On a Jane Alison bender (Meander, Spiral, Explode: Design and Pattern in Narrative), I inter-library-loan Alison’s memoir of how her parents switched partners with another couple, The Sisters Antipodes. Alison writes, “Making things helps make you.”

Sunlight on Sunday, a stiff breeze that jangles the wind chimes.

Pique.

Anyone who knows me knows that winter pulls out my mania for painting. In a fit of what I can only describe as sheer irritation, I bleach mold from the bathroom ceiling and then ask for primer advice at the hardware store.

The store is darn near empty, save for two clerks and a black cat who rolls on its back on the counter and flicks a pearl-tipped tail at me. A clerk walks back with me to the paint section. She and I have been on a first name basis for years. While my gallon of primer is on the shaker, she shares her bathroom ceiling painting experience, and I offer this small problem and ask her to solve it. We walk back slowly to the front counter. She’s been my height for years, but as we walk and talk, I realize she’s slipped down below my height, and my height is definitely (as my brother might claim) substandard.

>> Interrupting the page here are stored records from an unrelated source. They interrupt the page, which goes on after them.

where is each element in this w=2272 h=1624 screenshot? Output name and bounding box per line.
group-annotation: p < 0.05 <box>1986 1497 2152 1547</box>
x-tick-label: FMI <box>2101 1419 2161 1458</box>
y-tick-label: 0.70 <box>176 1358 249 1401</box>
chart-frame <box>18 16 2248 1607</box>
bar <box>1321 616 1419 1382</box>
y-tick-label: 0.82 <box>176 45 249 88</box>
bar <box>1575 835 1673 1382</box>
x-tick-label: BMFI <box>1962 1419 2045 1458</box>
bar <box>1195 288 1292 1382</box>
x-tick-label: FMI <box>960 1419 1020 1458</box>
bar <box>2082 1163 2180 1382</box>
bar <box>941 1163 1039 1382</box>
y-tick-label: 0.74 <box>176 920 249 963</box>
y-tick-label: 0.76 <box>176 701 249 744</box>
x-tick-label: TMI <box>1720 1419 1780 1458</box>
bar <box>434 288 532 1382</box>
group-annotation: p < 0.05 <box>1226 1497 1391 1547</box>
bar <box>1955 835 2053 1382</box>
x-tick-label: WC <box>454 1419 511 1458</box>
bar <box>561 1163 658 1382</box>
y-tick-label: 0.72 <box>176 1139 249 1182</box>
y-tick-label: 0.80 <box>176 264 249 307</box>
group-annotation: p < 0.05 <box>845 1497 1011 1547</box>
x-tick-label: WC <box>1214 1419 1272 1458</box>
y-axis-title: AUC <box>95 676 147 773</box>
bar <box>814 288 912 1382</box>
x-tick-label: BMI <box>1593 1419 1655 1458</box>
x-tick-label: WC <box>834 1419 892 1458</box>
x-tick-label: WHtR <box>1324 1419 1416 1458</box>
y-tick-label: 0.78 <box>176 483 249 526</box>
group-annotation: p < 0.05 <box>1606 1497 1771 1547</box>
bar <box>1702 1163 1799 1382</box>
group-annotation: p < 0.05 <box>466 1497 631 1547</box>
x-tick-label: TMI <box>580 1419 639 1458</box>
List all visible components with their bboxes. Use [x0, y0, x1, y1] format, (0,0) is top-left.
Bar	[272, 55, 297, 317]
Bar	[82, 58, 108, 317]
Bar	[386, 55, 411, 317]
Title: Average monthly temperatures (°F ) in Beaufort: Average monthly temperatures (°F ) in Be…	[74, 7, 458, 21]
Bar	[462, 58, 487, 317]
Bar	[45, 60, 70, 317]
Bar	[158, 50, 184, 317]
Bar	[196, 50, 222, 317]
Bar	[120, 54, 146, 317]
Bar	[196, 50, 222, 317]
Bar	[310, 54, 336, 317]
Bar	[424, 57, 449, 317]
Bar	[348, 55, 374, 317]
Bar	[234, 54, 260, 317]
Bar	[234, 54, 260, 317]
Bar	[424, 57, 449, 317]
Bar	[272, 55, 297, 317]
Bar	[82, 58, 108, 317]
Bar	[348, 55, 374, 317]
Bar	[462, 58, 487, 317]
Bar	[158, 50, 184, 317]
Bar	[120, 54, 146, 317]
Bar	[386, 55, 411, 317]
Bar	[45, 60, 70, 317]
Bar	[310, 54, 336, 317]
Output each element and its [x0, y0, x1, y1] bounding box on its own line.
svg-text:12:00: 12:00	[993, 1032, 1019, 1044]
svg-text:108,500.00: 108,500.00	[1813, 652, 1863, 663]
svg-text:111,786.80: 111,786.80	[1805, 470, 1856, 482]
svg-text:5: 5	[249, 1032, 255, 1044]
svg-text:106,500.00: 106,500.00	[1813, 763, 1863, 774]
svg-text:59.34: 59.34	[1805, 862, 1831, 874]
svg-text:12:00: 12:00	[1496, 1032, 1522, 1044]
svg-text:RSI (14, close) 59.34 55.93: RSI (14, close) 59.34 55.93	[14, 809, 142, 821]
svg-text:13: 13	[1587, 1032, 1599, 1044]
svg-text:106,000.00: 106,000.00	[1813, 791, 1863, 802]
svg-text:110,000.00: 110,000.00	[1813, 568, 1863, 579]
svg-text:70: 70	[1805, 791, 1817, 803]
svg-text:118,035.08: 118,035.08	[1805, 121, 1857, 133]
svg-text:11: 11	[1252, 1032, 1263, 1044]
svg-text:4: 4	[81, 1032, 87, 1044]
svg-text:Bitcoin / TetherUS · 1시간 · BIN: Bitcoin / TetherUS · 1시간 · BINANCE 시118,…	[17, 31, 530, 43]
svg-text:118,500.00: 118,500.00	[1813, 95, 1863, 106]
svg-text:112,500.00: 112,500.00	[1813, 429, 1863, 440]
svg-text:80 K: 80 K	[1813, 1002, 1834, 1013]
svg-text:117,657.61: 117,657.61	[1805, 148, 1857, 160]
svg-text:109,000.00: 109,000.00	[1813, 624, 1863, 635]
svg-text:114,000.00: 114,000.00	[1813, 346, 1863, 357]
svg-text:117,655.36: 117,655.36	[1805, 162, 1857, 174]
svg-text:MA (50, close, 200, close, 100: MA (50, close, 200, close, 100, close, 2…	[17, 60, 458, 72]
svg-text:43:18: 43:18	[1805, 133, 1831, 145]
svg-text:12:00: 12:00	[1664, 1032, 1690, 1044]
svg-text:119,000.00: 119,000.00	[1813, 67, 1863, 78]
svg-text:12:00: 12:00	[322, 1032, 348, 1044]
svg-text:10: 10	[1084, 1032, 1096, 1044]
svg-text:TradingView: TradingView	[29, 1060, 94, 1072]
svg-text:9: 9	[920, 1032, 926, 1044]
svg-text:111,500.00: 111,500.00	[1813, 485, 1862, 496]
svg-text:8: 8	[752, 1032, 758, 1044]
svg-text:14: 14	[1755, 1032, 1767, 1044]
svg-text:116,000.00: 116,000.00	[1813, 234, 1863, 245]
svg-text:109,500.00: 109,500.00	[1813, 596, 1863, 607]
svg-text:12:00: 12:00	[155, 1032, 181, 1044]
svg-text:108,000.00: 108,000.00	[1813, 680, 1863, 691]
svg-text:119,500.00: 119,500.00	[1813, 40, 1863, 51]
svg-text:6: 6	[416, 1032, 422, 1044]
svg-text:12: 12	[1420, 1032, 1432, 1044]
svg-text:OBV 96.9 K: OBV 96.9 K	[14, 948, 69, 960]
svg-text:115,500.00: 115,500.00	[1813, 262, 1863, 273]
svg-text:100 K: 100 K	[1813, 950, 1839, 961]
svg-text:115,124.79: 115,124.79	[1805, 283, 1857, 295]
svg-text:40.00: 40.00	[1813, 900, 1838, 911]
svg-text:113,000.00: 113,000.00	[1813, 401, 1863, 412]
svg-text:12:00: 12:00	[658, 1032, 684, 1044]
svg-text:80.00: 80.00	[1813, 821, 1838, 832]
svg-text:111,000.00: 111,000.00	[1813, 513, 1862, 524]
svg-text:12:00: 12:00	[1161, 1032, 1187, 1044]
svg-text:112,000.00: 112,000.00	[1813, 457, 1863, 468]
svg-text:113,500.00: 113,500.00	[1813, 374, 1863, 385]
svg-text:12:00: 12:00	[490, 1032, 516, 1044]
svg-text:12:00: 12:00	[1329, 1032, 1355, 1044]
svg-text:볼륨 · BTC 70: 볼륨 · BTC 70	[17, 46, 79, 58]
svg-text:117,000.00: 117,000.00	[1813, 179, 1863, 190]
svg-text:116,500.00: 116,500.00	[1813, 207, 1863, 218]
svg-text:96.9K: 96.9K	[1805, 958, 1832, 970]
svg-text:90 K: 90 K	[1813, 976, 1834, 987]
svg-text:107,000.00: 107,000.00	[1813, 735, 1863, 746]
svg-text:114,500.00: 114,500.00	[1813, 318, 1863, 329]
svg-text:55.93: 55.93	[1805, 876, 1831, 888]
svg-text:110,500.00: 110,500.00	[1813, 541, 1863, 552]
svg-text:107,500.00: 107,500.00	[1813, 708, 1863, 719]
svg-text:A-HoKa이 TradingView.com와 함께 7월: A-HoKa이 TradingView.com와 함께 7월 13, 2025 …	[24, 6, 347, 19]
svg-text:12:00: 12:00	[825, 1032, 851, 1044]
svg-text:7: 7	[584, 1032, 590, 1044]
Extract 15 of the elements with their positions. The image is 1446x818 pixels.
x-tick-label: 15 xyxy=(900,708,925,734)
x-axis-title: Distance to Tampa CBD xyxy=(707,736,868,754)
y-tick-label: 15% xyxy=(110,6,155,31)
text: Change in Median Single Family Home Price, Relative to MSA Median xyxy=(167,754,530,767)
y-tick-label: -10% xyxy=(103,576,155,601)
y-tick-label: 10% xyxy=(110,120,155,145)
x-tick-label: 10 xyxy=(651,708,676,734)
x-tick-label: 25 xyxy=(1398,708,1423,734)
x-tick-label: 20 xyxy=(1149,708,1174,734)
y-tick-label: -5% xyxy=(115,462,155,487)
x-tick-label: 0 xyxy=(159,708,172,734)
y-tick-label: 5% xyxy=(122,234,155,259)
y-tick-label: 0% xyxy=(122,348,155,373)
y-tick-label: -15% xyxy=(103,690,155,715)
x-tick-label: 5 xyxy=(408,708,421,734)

A man in logger’s chaps pays for discounted Christmas tree lights and a Twix bar and grouses about the rain and the mud, and how can there be a January thaw when we’ve had no winter?

The clerk spreads my paint samples over the counter and asks if I’ve narrowed down any color choices. She lays one finger on the color named Sunshine. “This one,” she suggests.

I gather my primer, stir stick, the lightbulb for over the kitchen stove, and head out. Ahead of me lies an afternoon of careful work, of NPR and stories from around the world, so many places hemorrhaging in ways that far outstrip my tiny mold project. As I’ve always done, I join my head and hands in a creative project. My own imagination won’t heal the world, but surely it won’t harm.